The Accidental Extremist
Because bad trips make great stories.

Shoulda Gone To Law School [Close Calls]
Wednesday November 04th 2009, 10:50 am
Filed under: Uncategorized

Business meetings ought to be a bit more exciting.

Business meetings ought to be a bit more exciting.

Here’s the last of three tales from Greg Dobbs, an Emmy-winning producer and correspondent for 23 years with ABC, taken from his new book, Life in the Wrong Lane - Why Journalists Go In When Everyone Else Wants Out.


(On Dobbs’ meeting with an arms dealer in Beirut)

Just as quickly as my contact had appeared out of nowhere, two more guys did the same. But they didn’t sit down at the table. They towered over it.

My tablemate started shaking. Not a single word from our visitors, but he seemed to know who they were and why they were there, and he was shaking, and starting to mutter, and then squeal, “No, not me, no, not me, nooo  …”

It didn’t really seem like a party where I wanted to stay. But it didn’t seem like I could just get up and leave, either.

It felt like they stood there for a minute or so, just staring down at this guy next to me. But there was a message in their eyes: “Come peacefully, or not. Up to you.”


I don’t think the shaking man at my side actually made some kind of conscious decision to hold his ground. I think he was just too scared to move. So they moved first. These two thugs reached over the table, each grabbing this guy under one arm, and pulled him across. Coffee cups and cream and sugar bowls went flying, but hey, the owner can always buy more.

My contact wasn’t just squealing anymore, he was screaming. “Noo, nooo, pleeeese, noooo, nooooo, noooooo!”

Three things flew through my mind: 1) Live by the sword, die by the sword; 2) Maybe instead of journalism school, I should have gone to law school; 3) I was really glad I never learned the guy’s name.

Now let me tell you what happened with our eyes: mine never met his. The abductors were bad guys, but he was too, and I didn’t want any part of his problem.

And their eyes never met mine. They were about as interested in me as they were in the porcelain now shattered on the floor. Thank goodness!

The other customers, veterans of life in Beirut, never looked up. Well, maybe once, but then they quickly resumed the appearance of non-involvement that had kept them alive so far through all the years of Lebanon’s civil war.
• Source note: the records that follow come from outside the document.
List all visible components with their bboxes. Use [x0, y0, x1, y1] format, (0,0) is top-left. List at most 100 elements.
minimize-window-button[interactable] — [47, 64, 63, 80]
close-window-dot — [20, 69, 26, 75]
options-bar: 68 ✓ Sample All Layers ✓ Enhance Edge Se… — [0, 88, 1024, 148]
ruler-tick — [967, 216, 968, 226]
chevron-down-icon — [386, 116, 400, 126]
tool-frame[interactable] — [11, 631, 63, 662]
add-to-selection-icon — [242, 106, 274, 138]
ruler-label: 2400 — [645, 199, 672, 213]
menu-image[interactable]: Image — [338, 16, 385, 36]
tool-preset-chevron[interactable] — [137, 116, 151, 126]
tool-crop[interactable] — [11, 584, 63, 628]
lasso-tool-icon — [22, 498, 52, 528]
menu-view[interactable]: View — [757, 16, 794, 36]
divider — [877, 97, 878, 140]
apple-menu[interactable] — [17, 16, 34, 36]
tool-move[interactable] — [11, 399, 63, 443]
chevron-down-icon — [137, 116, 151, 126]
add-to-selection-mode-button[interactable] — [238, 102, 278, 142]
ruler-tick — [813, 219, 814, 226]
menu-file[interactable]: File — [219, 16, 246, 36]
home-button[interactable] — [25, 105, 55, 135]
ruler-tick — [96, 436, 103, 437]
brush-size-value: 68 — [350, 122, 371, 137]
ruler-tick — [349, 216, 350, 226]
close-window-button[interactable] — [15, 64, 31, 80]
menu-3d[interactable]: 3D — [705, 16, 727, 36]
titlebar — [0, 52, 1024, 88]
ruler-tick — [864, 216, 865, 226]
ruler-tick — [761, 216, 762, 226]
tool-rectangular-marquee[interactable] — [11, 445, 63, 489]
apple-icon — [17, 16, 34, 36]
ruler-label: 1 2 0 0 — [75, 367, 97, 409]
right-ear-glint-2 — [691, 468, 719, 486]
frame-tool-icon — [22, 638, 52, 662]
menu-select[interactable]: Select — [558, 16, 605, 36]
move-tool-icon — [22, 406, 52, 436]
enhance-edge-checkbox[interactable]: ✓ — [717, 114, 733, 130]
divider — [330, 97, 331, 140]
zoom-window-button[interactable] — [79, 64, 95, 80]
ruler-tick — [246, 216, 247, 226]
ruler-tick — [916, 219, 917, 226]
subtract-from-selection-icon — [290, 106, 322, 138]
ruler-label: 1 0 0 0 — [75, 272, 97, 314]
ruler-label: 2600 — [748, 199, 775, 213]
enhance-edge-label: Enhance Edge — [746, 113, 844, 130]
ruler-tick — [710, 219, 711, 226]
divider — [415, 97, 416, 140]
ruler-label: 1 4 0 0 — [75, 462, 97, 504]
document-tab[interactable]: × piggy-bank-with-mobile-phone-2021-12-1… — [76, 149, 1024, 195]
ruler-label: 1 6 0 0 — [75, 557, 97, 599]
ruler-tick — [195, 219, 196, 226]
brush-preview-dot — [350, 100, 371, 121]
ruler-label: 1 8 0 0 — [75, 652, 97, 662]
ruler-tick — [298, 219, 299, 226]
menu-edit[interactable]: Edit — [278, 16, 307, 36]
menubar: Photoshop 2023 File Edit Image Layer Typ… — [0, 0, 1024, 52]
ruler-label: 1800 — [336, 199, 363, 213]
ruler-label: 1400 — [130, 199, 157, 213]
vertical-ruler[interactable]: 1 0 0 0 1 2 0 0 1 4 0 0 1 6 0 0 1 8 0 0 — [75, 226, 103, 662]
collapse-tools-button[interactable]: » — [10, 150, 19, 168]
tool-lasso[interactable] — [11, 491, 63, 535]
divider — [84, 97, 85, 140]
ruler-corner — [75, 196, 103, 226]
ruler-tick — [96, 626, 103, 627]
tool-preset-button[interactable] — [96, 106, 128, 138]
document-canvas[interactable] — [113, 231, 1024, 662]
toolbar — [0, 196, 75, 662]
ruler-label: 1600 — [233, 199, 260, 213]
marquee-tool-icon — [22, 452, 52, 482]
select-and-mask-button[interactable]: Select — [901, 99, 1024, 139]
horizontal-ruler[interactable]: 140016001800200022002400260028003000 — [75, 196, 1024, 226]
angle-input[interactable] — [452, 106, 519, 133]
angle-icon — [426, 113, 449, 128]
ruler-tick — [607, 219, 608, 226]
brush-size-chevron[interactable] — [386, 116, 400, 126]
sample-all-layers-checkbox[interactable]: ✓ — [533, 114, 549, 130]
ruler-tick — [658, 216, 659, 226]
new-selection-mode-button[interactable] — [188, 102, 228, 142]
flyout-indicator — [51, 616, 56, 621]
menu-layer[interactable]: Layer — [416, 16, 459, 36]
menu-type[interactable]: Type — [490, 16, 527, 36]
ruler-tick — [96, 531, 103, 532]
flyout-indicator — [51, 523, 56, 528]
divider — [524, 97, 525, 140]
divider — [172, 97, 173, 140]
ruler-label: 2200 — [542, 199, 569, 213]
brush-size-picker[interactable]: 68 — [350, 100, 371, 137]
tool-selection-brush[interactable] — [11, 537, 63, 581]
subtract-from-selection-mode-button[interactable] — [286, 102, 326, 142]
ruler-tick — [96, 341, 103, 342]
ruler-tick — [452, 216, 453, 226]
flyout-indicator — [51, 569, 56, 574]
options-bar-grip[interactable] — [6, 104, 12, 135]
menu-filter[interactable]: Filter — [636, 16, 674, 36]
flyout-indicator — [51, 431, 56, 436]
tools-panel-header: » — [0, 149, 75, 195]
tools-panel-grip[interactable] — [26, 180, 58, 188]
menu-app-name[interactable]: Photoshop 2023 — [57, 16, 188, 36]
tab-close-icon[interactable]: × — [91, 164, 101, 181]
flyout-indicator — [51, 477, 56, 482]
That was the last time I saw the guy who sent me a message to meet him at the Alexander. The last time I even heard about him. His abductors had to drag him, kicking uselessly, all the way to a car. My hearing’s not so hot, but I could hear him screaming ’til they slammed the door on their way out. I don’t suppose he screamed much longer.

That might have been the end of it. But I couldn’t be sure. Some mysterious American arms dealer had just been dragged kicking and screaming from a hotel coffee shop by a couple of mysterious Arab thugs, and I was the other guy at the table. Worse still, he had left the briefcase.